For kitchen leaders, recognition that the kitchen staff are always in training and need focus when acquiring skills and new techniques - and later to master them - is important. 

Conflict in the Kitchen: Temporal Diversity and Temporal Disagreements in Chef Teams looked at differences in time management between team members, and the impact high conscientiousness has on team work. Based on your findings, what’s more important when hiring kitchen staff – similar attitudes to time management or the intention to always do a job well?

Conscientiousness would be more important. This personality factor is consistently linked to success in the kitchen - we’ve found it, and many, many other psychology of work researchers have found it as well.

Conscientiousness is an orientation towards tasks, organization, planning, and directed activity which the cook brings into the kitchen. While we know conscientiousness can be strengthened, differences in time management are always influenced by circumstance - who is on the team that day, for example. In other words, the team can always develop routines and ways of addressing time management challenges, but it’s much harder for them to help members develop high conscientiousness.

Are there any red flags or early signs that chefs and kitchen managers can look out for to avoid hiring people with low conscientiousness?

Low motivation or an unrealistic perception of chefs and kitchens are red flags. If you get the impression they just like the idea of yelling at people or think food service is jazz improvisation, maybe think twice. Willingness to work and learn are essential in the kitchen - if they are not evident then that is a red flag.

Emotional Management in the Kitchen: Assessing Culinary Students Non-Cognitive Skills looked at the importance of emotional intelligence (EQ) for leadership in the kitchen. Given the highly-charged nature of commercial kitchens, do you find it surprising that concepts like EQ are rarely discussed in the hospitality industry?

They are rarely discussed but they have considerable traction among kitchen leaders.

When we conducted a series of interviews from which we developed our EQ measures, we asked about specific emotional incidents in the kitchen that were experienced or witnessed by our chef leaders. Everyone had stories of difficult interactions with employees that included how they tried to manage their own emotions – sometimes successfully, sometimes not - and the emotions of their kitchen staff.

Many wished they had better skills in this area, while others instead take the lead through various daily activities to prepare the staff for the day.

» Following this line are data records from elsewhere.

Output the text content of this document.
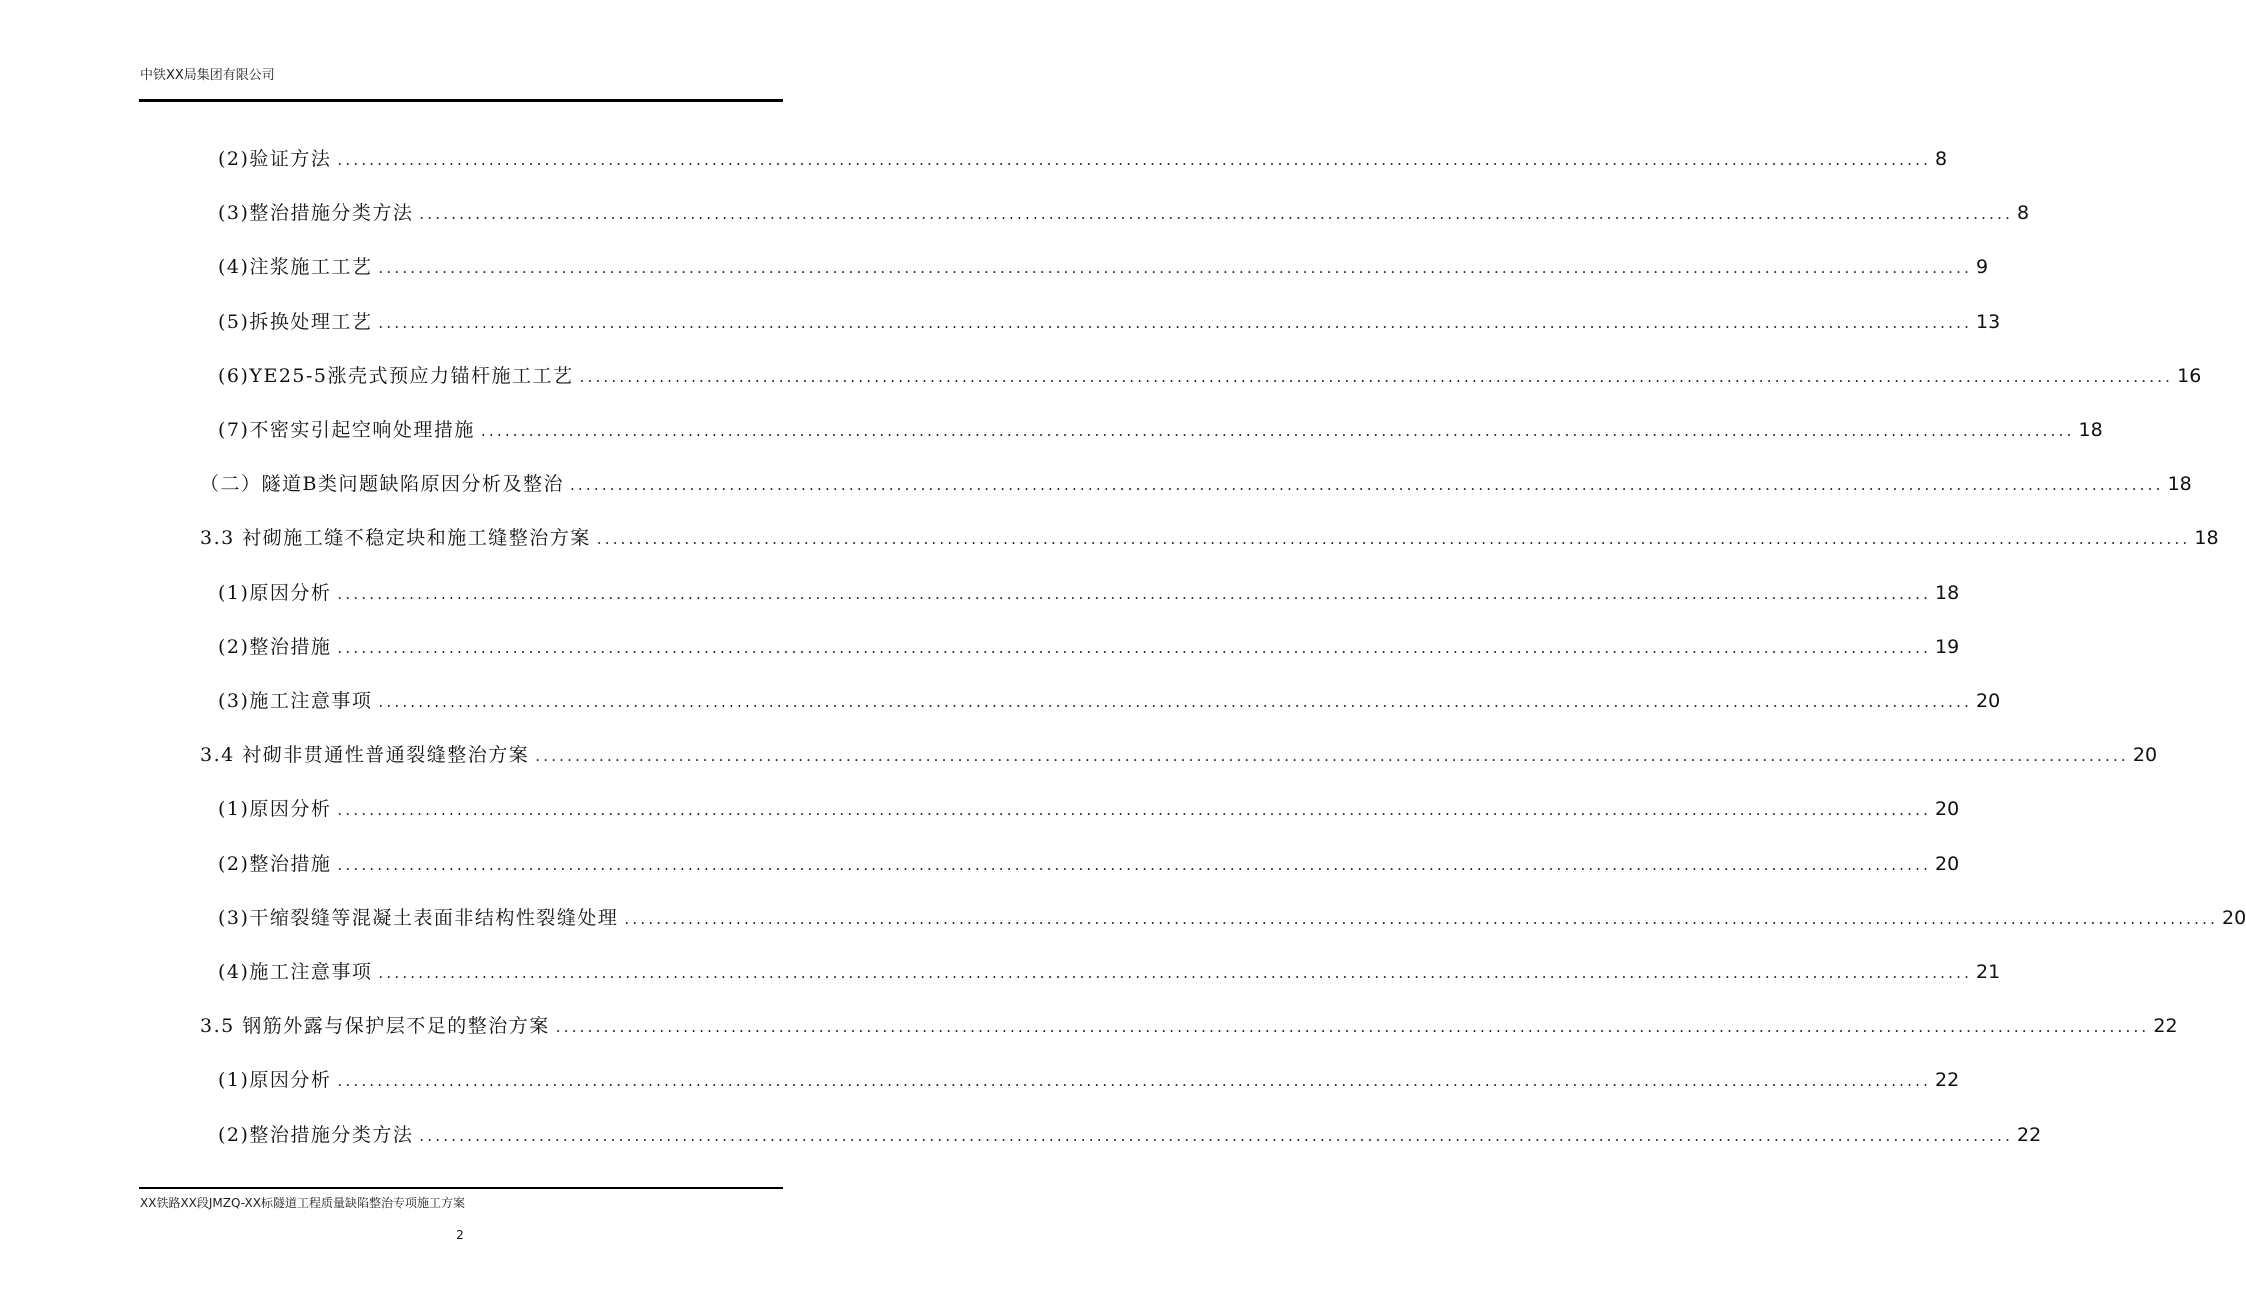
中铁XX局集团有限公司
(2)验证方法 ........................................................................................................................................................................................................ 8
(3)整治措施分类方法 ........................................................................................................................................................................................................ 8
(4)注浆施工工艺 ........................................................................................................................................................................................................ 9
(5)拆换处理工艺 ........................................................................................................................................................................................................ 13
(6)YE25-5涨壳式预应力锚杆施工工艺 ........................................................................................................................................................................................................ 16
(7)不密实引起空响处理措施 ........................................................................................................................................................................................................ 18
（二）隧道B类问题缺陷原因分析及整治 ........................................................................................................................................................................................................ 18
3.3 衬砌施工缝不稳定块和施工缝整治方案 ........................................................................................................................................................................................................ 18
(1)原因分析 ........................................................................................................................................................................................................ 18
(2)整治措施 ........................................................................................................................................................................................................ 19
(3)施工注意事项 ........................................................................................................................................................................................................ 20
3.4 衬砌非贯通性普通裂缝整治方案 ........................................................................................................................................................................................................ 20
(1)原因分析 ........................................................................................................................................................................................................ 20
(2)整治措施 ........................................................................................................................................................................................................ 20
(3)干缩裂缝等混凝土表面非结构性裂缝处理 ........................................................................................................................................................................................................ 20
(4)施工注意事项 ........................................................................................................................................................................................................ 21
3.5 钢筋外露与保护层不足的整治方案 ........................................................................................................................................................................................................ 22
(1)原因分析 ........................................................................................................................................................................................................ 22
(2)整治措施分类方法 ........................................................................................................................................................................................................ 22
XX铁路XX段JMZQ-XX标隧道工程质量缺陷整治专项施工方案
2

A casual observer would remark that emotions in the kitchen are important because chefs are temperamental, pot-throwing egotistical blowhards. That isn’t the case and many executive chefs and other kitchen leaders consider emotional management essential to success in the industry.

Lastly, there is a push for the industry to start talking more openly about mental health issues and stress. Yet, for the public at large, the image of the staunch, tattooed, take-no-prisoner chef remains quite compelling. Do you think the public image of chefs needs to change to help the industry make commercial kitchens more positive work environments?

Don’t confuse the tattooed pirate chef with the abusive chef.  I knew Anthony Bourdain and several of his very close colleagues and there is very definitely a difference between the two representatives. I’m fine with some of the chef culture that has emerged from the kitchens. Images of chefs on Food Network and other mass media channels are a bit silly, but working in a commercial kitchen is a unique experience that engenders a pirate mentality.

I’ve found that the take-no-prisoners, abuser chef is not held in high regard in the kitchen. Serious twenty-something cooks who aspire to have their own restaurant recognize this, as do the success stories.

What needs to change? Maybe the televised depiction of chefs and kitchens should diminish over time. At some points now, the reality cooking shows are about as real as Big Brother or The Bachelor!